How to do this? One strategy is to focus on how the stock market reacts in the wake of an electoral surprise. When the market is abruptly presented with information at odds with what it has been expecting, you can reasonably assume that any sudden shifts in activity are largely driven by that news.
Consider the defeat of the House majority leader, Eric Cantor of Virginia, in a primary election in June. Mr. Cantor’s loss came as a shock to political observers and led to predictions of dire consequences for corporations with ties to him — and perhaps for business more generally.
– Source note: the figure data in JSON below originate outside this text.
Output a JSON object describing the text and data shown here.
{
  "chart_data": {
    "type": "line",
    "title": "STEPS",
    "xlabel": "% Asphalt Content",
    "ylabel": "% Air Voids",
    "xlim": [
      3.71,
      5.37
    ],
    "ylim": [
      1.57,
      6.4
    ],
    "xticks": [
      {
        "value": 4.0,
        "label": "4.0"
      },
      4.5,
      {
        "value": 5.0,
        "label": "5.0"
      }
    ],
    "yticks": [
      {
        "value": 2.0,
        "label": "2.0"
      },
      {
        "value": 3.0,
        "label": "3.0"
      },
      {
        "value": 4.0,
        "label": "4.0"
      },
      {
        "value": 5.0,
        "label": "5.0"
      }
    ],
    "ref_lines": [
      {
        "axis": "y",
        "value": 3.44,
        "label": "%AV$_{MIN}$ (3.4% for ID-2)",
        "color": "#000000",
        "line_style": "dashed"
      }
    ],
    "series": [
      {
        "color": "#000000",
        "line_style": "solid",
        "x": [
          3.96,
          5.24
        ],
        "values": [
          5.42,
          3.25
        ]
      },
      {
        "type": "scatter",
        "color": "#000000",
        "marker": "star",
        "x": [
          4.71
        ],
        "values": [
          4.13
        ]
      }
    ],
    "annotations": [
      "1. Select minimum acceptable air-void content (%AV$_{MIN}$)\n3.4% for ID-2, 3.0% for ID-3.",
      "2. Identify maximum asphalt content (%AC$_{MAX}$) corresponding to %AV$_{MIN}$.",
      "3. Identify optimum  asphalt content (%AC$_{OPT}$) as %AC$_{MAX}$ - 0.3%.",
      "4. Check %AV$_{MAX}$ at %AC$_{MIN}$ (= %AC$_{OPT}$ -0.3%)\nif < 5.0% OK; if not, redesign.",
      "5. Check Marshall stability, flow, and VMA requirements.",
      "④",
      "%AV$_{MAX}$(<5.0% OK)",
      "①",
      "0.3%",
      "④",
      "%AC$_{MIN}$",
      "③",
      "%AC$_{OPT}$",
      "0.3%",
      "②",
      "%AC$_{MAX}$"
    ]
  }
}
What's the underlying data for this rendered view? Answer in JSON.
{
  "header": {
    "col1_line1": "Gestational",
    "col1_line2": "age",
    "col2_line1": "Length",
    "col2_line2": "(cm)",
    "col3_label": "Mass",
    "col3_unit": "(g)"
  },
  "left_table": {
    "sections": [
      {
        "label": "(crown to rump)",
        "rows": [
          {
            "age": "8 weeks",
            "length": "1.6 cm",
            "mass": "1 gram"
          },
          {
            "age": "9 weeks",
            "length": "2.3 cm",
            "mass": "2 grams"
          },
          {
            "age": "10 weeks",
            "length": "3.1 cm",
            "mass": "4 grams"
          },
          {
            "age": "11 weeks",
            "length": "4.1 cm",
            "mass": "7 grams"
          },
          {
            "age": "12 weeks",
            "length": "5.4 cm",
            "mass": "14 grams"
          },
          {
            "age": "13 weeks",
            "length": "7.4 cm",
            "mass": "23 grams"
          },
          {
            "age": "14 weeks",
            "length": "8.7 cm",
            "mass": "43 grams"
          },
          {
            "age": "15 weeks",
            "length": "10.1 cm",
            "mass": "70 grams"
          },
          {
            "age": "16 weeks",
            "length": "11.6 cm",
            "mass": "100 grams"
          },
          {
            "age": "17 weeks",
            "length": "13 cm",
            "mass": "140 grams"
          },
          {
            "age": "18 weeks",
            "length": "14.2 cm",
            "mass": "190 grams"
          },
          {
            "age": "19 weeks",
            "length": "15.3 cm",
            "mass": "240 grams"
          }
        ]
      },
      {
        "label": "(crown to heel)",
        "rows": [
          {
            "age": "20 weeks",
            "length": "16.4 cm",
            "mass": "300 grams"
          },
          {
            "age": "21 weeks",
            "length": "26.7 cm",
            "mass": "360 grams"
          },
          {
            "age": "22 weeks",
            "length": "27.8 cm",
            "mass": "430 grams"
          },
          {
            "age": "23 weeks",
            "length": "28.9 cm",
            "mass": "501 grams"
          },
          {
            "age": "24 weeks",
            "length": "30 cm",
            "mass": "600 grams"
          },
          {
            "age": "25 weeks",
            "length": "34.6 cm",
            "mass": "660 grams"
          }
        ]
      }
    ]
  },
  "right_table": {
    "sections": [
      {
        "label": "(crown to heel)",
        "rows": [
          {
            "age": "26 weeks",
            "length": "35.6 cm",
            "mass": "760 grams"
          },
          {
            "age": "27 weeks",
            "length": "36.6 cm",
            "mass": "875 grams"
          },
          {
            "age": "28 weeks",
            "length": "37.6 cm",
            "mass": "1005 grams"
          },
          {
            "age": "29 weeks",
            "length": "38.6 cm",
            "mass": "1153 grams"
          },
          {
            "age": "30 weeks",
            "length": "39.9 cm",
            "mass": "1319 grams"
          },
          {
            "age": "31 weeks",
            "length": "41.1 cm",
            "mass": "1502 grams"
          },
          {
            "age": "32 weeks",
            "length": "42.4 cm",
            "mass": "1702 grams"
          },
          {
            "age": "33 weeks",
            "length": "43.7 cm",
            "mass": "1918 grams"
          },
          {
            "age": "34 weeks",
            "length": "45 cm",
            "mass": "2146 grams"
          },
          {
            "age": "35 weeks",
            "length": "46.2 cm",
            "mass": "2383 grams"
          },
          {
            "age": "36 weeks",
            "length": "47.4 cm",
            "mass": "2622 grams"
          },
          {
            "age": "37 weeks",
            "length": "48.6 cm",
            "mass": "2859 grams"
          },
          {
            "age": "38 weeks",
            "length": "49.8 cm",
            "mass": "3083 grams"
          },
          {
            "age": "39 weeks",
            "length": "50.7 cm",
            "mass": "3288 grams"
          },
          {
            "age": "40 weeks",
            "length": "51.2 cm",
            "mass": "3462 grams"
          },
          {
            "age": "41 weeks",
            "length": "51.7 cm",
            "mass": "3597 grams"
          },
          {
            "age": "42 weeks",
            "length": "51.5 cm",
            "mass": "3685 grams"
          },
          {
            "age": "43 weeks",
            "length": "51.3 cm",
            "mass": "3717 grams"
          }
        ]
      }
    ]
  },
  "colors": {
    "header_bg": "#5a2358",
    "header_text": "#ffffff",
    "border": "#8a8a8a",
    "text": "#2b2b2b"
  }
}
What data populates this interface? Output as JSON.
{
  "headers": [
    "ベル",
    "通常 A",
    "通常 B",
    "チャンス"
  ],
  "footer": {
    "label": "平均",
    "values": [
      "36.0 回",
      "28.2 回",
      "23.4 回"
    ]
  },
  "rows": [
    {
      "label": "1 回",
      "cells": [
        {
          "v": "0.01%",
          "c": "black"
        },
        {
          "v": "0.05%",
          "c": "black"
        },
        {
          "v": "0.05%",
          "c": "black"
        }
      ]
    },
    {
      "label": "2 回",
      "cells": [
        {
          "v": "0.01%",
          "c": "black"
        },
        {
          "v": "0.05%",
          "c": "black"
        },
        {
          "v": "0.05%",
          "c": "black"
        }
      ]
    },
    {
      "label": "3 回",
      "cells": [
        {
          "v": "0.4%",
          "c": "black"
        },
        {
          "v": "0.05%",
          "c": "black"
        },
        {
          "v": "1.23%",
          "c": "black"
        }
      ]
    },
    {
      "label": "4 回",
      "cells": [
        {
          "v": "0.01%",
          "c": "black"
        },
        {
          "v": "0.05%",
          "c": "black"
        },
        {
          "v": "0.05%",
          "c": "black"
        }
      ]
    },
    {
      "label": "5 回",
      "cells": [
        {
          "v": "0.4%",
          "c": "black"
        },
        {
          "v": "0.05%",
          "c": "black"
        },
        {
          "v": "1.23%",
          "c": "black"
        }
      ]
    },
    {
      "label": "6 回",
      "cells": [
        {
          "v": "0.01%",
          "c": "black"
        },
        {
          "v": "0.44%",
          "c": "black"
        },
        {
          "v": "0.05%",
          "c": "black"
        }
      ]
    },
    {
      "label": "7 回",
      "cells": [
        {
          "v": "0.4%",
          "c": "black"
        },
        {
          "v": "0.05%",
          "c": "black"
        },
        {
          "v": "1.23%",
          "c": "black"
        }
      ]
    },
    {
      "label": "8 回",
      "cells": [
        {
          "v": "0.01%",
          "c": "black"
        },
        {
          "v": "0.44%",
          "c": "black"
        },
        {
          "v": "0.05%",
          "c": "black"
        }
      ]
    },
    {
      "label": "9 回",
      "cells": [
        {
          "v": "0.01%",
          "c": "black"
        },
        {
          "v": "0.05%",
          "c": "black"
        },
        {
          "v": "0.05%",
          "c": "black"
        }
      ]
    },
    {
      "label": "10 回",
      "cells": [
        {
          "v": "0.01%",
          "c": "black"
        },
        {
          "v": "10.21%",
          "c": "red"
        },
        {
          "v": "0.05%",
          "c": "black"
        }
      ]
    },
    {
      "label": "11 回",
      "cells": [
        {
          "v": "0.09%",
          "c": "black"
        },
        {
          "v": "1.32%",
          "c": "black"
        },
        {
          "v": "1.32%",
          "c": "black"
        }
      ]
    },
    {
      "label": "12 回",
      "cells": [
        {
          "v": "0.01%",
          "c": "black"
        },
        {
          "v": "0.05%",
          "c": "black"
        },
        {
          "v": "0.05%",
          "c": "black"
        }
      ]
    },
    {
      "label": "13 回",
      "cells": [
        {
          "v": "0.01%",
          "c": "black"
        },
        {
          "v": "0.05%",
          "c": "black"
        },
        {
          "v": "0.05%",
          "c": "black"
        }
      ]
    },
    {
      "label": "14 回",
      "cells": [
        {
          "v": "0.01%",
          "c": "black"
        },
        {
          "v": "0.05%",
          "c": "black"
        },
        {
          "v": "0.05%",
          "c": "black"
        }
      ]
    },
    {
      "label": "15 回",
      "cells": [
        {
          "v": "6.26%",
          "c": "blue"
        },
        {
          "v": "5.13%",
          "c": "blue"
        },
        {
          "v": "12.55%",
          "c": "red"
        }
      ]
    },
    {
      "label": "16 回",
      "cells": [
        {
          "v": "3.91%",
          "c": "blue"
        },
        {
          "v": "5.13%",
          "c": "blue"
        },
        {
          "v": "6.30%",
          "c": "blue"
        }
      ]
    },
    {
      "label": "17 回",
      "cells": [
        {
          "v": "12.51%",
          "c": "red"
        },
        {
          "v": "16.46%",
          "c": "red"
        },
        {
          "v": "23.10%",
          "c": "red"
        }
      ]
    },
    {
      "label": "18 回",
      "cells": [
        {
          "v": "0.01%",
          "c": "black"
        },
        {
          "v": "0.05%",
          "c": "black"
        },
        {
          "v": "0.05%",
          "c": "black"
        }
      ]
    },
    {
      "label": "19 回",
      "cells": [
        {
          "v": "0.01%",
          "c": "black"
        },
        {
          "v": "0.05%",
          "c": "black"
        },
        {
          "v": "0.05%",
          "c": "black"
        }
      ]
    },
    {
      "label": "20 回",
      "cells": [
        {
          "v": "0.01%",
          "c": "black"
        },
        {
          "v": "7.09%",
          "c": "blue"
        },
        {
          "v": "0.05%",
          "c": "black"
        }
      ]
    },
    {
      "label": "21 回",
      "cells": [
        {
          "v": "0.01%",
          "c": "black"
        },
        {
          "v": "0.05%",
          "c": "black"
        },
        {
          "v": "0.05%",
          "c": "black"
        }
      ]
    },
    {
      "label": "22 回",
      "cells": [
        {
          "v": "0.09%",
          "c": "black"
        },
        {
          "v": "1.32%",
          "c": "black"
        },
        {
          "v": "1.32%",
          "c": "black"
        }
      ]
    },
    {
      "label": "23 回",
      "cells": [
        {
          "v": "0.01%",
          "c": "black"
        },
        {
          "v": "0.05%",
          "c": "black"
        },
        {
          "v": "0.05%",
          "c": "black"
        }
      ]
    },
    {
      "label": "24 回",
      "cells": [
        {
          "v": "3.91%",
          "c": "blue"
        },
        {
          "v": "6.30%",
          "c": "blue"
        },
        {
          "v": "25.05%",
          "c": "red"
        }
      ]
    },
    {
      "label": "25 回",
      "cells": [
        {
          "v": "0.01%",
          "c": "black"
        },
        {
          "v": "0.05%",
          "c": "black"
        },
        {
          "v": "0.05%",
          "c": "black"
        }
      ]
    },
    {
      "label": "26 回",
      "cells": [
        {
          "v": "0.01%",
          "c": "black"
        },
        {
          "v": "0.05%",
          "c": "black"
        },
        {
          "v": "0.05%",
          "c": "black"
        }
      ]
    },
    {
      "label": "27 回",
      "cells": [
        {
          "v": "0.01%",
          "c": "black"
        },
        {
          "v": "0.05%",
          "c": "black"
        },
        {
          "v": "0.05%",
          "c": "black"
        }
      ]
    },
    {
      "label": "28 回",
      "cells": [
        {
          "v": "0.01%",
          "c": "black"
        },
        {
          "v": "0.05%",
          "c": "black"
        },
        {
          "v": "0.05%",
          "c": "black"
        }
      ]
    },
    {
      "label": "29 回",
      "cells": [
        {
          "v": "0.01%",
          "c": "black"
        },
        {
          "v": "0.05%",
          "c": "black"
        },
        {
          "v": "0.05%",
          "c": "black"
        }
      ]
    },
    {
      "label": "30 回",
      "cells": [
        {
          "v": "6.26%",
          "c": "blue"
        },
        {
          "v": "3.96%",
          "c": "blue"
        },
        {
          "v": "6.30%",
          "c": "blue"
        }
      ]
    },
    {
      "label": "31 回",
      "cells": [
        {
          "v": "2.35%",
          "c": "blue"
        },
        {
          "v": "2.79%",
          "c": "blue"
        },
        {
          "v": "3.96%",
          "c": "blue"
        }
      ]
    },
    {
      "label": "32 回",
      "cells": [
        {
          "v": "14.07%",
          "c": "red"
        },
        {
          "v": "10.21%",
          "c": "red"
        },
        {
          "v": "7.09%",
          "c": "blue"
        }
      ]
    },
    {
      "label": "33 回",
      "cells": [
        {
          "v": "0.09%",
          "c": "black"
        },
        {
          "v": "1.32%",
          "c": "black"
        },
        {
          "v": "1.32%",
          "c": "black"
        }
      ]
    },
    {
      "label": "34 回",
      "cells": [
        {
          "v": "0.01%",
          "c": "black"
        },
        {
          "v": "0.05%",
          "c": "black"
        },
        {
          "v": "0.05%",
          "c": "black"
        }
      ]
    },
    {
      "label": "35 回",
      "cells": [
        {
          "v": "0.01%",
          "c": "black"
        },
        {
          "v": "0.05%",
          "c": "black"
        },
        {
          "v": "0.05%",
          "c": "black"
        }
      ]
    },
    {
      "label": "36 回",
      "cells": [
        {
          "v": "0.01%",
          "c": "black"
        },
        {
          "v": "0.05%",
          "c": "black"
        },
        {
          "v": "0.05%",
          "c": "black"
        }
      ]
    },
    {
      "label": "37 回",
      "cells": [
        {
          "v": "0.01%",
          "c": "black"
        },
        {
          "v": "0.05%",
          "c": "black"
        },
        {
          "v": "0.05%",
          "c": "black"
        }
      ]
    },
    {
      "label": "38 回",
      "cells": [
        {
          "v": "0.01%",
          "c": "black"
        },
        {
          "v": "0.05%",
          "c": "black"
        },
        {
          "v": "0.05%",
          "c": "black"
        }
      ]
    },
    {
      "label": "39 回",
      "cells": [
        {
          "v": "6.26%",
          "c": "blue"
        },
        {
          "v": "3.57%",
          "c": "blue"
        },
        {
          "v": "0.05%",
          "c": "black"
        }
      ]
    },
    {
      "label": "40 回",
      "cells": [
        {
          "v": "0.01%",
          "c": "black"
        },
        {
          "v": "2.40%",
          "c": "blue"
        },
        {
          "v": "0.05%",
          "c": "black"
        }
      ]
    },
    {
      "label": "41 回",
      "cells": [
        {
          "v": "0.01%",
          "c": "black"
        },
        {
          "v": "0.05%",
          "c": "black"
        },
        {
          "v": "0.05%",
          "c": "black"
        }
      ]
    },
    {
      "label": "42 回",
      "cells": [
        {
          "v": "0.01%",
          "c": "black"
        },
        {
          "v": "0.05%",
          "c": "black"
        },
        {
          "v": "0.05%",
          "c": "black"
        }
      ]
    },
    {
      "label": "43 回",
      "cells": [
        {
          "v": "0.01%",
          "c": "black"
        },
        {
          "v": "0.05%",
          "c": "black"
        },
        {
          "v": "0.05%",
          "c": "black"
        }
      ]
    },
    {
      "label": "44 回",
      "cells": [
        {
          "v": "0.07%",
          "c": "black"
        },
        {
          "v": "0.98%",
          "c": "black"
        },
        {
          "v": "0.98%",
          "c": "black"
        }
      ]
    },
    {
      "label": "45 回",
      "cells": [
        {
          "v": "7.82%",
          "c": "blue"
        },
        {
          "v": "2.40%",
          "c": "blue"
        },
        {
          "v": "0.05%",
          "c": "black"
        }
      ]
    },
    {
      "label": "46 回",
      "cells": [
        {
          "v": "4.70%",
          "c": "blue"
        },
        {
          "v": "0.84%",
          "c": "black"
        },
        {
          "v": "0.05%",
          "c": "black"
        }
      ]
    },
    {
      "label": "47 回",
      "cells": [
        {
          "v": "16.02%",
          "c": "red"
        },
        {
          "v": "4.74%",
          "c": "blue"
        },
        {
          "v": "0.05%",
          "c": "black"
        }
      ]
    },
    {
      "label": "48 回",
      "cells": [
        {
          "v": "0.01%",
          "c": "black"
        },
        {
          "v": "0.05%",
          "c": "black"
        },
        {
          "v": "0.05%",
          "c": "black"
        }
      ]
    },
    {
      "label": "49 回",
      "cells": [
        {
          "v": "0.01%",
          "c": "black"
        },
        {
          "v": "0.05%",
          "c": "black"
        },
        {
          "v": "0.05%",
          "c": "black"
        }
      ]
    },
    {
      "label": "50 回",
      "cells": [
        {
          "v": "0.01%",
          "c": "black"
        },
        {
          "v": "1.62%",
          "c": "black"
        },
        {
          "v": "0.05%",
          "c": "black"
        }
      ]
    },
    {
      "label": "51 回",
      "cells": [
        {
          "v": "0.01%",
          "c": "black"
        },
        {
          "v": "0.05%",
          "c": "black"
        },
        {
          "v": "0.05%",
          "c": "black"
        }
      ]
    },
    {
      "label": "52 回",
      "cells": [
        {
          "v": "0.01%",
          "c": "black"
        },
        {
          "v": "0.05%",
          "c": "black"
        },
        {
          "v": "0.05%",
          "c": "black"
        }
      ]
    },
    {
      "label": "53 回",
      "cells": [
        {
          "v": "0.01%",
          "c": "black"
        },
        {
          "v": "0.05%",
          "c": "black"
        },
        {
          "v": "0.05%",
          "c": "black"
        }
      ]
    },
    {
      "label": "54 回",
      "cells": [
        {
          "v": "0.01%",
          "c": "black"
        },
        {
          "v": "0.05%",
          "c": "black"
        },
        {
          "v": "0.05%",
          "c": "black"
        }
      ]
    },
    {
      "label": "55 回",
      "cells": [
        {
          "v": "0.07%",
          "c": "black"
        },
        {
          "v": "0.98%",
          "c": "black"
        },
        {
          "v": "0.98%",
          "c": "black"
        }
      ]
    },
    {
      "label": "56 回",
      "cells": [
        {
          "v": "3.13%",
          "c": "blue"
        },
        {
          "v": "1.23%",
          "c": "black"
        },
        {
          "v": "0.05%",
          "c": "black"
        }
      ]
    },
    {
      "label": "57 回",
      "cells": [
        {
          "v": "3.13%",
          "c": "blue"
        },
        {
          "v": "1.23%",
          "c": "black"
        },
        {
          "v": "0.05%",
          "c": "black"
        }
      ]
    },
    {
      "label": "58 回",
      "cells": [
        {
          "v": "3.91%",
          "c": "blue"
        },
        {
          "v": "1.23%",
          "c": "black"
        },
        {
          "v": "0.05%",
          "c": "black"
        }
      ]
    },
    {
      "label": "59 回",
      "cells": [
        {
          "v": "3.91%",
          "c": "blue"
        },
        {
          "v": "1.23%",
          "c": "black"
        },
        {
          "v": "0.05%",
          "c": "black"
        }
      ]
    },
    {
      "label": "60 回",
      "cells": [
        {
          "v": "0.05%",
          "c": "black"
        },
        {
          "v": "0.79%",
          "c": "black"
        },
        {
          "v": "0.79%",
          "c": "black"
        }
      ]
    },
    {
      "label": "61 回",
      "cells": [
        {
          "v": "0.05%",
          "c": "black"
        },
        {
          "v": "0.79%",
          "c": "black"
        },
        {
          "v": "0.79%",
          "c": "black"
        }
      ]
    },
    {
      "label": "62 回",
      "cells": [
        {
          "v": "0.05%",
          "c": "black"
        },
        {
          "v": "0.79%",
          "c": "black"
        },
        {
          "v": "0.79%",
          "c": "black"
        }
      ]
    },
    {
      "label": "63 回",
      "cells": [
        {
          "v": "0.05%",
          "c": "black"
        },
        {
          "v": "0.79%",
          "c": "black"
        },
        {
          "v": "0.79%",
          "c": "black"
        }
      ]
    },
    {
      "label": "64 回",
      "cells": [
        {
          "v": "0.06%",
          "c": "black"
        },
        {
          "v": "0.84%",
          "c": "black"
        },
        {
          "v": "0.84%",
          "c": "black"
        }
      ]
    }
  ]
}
Headlines referred to a “Cantor effect” that was “especially bad news for big business.” Analysts tied Boeing’s stock decline and the Dow Jones’s general decline the next day to Mr. Cantor’s loss.
But did Mr. Cantor’s defeat really matter for firms? Analysts suggests that it didn’t. Studying how firms’ stock prices fared in the wake of that election and found that investors largely greeted Mr. Cantor’s defeat with a collective yawn. The results indicated that over various time ranges around the election, publicly traded companies in the United States whose employees or political action committees had donated to Mr. Cantor’s campaign committee and leadership PAC performed no worse than those that had not, even after accounting for how much they contributed. (In the very few cases where there is a statistical effect, the economic effect is negligible.)